FAQ

What does a dermatologist do?

A dermatologist is a doctor who specializes in the diagnosis and treatment of diseases of the skin, hair, nails and mucous membranes. Dermatologists treat a wide variety of conditions, including skin cancers, moles, warts, infections, psoriasis, acne, skin rashes, hair loss, and nail changes. Dermatologists are also trained as skin surgeons and can perform excisions of benign and cancerous lesions, biopsies, and laser surgery.

What kind of training do dermatologists go through?

As medical specialists, dermatologists go through an extensive training program. It involves completion of four years of medical school to earn an MD or DO degree, followed by a one year internship and three years of specialty training in dermatology. Dermatologists receive board certification only after completing their training and passing a challenging board certification exam. Continued medical education classes, training modules, and recertification exams are required to maintain board certification. In order to have the utmost quality of care, it is important to look for a board-certified dermatologist to meet your skin care needs.

What should I expect during my first visit?

After examining your records and information that has been supplied to us, your dermatologist will conduct a thorough skin examination, followed by making a diagnosis and discussing your detailed treatment plan.
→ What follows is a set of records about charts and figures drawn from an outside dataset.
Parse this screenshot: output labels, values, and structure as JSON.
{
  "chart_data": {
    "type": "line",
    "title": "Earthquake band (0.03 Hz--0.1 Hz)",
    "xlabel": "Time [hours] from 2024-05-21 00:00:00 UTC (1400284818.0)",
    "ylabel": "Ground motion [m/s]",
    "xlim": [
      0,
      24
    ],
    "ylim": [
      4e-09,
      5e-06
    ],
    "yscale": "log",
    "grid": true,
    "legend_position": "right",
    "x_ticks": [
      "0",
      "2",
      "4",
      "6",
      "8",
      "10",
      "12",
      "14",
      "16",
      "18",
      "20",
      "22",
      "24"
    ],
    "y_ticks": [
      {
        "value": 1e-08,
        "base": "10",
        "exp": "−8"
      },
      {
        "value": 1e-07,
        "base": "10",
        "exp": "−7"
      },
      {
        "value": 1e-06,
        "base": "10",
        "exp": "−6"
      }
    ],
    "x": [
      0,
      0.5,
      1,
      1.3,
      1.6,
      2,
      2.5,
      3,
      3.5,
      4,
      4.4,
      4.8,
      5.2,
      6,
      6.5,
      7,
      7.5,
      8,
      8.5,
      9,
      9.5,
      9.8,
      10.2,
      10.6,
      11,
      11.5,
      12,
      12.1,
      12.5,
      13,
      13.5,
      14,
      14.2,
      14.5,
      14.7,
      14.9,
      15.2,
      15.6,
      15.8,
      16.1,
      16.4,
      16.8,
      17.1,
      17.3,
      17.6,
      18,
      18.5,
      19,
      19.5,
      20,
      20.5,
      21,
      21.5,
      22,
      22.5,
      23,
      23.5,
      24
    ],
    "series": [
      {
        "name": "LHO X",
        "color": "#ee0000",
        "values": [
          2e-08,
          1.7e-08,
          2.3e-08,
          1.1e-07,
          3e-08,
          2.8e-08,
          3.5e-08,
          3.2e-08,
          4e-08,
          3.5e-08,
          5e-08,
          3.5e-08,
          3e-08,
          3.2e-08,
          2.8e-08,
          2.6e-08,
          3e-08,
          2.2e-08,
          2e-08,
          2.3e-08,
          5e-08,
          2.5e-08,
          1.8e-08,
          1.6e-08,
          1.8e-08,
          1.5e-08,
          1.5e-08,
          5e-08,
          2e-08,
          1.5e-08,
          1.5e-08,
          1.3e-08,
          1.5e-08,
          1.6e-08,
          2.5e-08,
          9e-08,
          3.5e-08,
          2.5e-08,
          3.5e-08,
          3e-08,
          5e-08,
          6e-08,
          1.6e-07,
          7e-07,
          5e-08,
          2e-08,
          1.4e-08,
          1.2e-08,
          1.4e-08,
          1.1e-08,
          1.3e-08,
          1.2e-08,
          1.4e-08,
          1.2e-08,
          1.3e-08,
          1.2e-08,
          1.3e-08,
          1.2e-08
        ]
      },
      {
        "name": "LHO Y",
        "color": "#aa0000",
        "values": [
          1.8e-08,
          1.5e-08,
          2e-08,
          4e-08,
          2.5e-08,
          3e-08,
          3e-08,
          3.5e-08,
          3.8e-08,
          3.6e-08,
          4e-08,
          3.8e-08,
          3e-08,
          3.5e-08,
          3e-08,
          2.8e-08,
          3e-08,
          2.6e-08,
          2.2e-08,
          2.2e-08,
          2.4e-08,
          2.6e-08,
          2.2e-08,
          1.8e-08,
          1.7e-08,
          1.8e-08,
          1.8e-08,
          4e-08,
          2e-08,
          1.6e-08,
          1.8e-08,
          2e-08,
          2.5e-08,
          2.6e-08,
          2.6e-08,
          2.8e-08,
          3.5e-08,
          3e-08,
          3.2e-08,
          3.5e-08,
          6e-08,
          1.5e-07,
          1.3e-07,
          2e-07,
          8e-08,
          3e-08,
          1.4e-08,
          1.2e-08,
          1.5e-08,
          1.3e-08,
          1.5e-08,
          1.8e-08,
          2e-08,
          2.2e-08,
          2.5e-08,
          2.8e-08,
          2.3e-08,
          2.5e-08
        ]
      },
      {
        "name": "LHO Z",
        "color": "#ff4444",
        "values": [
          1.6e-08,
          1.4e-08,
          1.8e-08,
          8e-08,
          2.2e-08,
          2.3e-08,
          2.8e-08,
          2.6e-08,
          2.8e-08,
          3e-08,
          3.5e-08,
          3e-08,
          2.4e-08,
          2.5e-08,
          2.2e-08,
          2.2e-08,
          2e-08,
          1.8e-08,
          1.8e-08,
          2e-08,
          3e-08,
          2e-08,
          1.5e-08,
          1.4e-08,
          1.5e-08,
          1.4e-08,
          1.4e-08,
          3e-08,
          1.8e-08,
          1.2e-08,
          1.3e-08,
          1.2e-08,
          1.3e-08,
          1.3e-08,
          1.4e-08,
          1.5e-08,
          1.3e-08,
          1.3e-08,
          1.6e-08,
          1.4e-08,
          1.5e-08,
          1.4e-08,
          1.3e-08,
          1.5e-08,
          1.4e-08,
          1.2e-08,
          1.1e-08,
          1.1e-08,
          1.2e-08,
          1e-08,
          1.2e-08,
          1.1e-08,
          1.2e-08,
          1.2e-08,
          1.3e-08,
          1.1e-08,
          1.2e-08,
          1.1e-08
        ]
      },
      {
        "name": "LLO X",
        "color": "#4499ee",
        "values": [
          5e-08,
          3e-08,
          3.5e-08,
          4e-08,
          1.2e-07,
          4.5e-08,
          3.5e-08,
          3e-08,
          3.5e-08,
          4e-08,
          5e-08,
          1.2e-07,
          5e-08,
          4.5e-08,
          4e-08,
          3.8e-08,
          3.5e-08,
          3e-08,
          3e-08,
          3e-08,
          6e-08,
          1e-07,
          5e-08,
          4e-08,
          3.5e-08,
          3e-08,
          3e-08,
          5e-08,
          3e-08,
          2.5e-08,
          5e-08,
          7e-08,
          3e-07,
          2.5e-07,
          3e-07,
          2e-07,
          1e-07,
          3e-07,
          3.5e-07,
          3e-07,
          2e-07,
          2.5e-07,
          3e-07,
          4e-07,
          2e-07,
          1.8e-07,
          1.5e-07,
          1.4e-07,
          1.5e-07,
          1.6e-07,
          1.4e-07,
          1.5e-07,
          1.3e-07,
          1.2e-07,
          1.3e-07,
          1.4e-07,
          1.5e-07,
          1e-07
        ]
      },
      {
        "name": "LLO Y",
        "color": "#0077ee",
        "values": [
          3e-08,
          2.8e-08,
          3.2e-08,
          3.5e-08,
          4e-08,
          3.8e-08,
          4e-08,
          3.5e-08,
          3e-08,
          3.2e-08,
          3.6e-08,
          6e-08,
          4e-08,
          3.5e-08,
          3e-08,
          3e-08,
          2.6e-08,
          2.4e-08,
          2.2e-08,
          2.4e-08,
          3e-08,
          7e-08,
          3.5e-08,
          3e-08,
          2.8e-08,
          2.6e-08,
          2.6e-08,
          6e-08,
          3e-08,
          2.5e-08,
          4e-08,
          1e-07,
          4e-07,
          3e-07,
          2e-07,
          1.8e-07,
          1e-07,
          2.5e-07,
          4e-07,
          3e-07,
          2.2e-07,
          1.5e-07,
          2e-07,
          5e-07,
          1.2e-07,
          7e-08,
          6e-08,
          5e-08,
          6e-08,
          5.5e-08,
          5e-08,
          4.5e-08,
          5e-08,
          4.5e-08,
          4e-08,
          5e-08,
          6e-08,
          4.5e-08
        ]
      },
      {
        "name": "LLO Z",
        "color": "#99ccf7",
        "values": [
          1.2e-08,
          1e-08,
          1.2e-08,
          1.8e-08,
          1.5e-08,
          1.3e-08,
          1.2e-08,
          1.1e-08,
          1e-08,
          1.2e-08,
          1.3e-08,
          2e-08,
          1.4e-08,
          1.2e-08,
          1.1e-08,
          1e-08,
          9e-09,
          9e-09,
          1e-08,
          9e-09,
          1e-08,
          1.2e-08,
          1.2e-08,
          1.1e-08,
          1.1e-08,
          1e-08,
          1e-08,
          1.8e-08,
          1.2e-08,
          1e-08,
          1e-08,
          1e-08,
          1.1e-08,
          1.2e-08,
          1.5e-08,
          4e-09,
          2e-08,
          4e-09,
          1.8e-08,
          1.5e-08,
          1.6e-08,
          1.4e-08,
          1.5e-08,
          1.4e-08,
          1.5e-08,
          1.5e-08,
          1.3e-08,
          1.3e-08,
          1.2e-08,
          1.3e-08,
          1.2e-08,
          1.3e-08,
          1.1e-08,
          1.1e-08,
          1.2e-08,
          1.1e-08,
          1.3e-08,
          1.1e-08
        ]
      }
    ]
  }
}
It is very important that you bring a list all medications that you take, including pills, creams, vitamins, including over-the-counter medications. Also bring a list of medications you have tried previously to treat your condition. It also helps to bring products that you have been using on your skin so that we can better tailor your regimen. We encourage you to ask questions, and we will be glad to address any concerns you may have.

What conditions can dermatology treat?

Dermatologists treat a wide range of conditions affecting the skin, hair and nails, including, but not limited to, acne, psoriasis, rosacea, skin cancer, wrinkles, sun spots, pigmentation problems, warts, rashes, bacterial or fungal skin and nail infections, spider and varicose veins, and sun damage. If you have a skin-related problem, a board-certified dermatologist is the best choice for lasting, effective treatment. Review our services offered for more detailed information.

How much do dermatologic treatments cost?

As with any medical treatment, costs vary, depending upon the scale and severity of the condition, as well as the treatment method. However, many medical dermatology treatments may be covered under insurance plans, and we do our best to recommend the most cost-effective treatment regimen. Cosmetic treatments are not covered by insurance.

Do I need a referral to see a dermatologist?

If you would like to have a consultation, simply contact us and we will schedule a convenient appointment time for you. We can also check to see whether we can accept your insurance plan. Please note, however, that insurance policies vary and a referral may be necessary for insurance to cover some forms of treatment. If you have questions on what procedures are covered, you should contact your insurance company directly. For those patients whose insurance cannot be accepted, we also offer a flat consultation fee option, as well as a schedule of fees for any services that may need to be rendered.

What should I bring to my appointment?

  • Completed new patient paperwork (will expedite your appointment). If you cannot complete ahead of time, please arrive 15-20 minutes prior to your appointment time.
  • A concise list of 1-3 concerns that you would like to address with the dermatologist.
  • A list of all medications that are currently used. This may include prescription medications, over-the-counter medications, vitamins, herbal/homeopathy treatments, and hormonal therapies.
  • A list of products used currently and previously on the skin, particularly those used to address your specific condition. Please don’t forget to include both over-the-counter and prescription medications.